This template is used on approximately 4,200 pages and changes may be widely noticed. Test changes in the template's /sandbox or /testcases subpages, or in your own user subpage. Consider discussing changes on the talk page before implementing them.
Preview message: Transclusion count updated automatically (see documentation). |
This template converts date elements, or date and time elements, into a Julian date timestamp.

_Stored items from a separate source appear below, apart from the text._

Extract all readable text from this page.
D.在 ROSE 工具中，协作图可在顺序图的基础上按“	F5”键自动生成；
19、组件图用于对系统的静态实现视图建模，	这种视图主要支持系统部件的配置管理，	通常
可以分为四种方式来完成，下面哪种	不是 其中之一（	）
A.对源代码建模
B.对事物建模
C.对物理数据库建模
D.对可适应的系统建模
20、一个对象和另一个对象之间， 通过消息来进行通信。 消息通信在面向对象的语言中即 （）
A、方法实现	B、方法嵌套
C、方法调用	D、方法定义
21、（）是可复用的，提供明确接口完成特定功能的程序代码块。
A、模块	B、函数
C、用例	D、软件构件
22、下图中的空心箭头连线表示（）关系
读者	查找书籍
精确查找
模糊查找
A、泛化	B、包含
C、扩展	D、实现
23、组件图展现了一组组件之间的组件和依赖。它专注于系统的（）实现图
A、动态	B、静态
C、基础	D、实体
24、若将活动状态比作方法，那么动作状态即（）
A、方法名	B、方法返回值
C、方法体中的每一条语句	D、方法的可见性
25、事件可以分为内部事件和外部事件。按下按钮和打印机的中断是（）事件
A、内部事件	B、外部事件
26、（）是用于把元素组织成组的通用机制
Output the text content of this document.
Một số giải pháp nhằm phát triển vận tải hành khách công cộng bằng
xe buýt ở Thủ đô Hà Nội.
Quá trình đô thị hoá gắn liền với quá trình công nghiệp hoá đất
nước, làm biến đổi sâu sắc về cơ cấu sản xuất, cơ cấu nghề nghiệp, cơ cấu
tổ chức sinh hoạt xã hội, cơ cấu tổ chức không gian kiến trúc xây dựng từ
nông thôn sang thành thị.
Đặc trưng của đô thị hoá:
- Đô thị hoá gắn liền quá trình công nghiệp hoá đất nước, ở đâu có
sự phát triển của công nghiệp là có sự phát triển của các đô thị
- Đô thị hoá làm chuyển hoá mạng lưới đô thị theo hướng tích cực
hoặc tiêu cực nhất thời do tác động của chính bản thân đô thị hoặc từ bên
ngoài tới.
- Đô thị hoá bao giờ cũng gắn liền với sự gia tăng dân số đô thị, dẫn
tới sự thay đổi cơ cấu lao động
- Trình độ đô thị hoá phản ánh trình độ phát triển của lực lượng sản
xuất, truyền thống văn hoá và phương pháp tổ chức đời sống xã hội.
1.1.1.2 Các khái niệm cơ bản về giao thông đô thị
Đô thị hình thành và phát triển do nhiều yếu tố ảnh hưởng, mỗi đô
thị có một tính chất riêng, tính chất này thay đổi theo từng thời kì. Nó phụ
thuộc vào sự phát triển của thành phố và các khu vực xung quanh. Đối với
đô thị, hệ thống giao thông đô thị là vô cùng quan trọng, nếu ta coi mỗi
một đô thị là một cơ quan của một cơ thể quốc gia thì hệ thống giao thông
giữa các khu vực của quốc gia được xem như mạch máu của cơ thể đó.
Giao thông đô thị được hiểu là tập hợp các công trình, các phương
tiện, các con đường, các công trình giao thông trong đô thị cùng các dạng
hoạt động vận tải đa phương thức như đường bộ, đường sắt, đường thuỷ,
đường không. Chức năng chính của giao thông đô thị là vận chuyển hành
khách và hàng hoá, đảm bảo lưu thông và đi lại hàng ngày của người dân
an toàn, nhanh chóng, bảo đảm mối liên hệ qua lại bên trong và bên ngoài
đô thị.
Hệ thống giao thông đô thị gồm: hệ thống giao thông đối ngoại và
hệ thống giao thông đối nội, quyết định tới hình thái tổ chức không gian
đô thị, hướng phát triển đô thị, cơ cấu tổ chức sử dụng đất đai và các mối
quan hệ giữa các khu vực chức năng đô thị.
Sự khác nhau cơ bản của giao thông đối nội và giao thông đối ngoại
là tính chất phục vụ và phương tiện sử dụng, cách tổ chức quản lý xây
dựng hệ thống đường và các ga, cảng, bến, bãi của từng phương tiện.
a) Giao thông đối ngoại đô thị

It interprets all dates starting at 15 October 1582 in the Gregorian calendar, otherwise it uses the Julian calendar that was valid until 4 October 1582.
{{JD|
year|
[month]|
[day]|
[hour]|
[minute]|
[second]}}
{{JD}}
{{JD|1582|10|05|11|59|59}}
returns 2299160.9999884 (this is the last valid instant of a Julian date before the Gregorian change, before noon, so actually it is still 4 October with the old date counting where days start at noon).{{JD|1582|10|15|12|00|00}}
returns 2299161 (this is the first instant of a Gregorian date, on 15 October at noon, i.e. 5 October at noon in the previous Julian calendar).{{JD|1582|10|15|11|59|59}}
returns 2299170.9999884 (this is still a date of the Julian calendar after the Gregorian change, and it is actually still the 14th of October before noon with the Julian calendar and the old Julian day counting system, or the 24th of October before noon with the proleptic Gregorian calendar and the old Julian day counting system where dates still changed at noon).{{JD|1582|10|25|11|59|59}}
returns 2299170.9999884 (this is still the same instant in the Gregorian calendar).the results may seem wrong, but they are not. The interpretation is given by comparing the Julian and Gregorian dates, so read twice the description of the third example; the exact calendar shift occurred between examples 1 and 2, and the 4th example is unambiguously in the Gregorian calendar.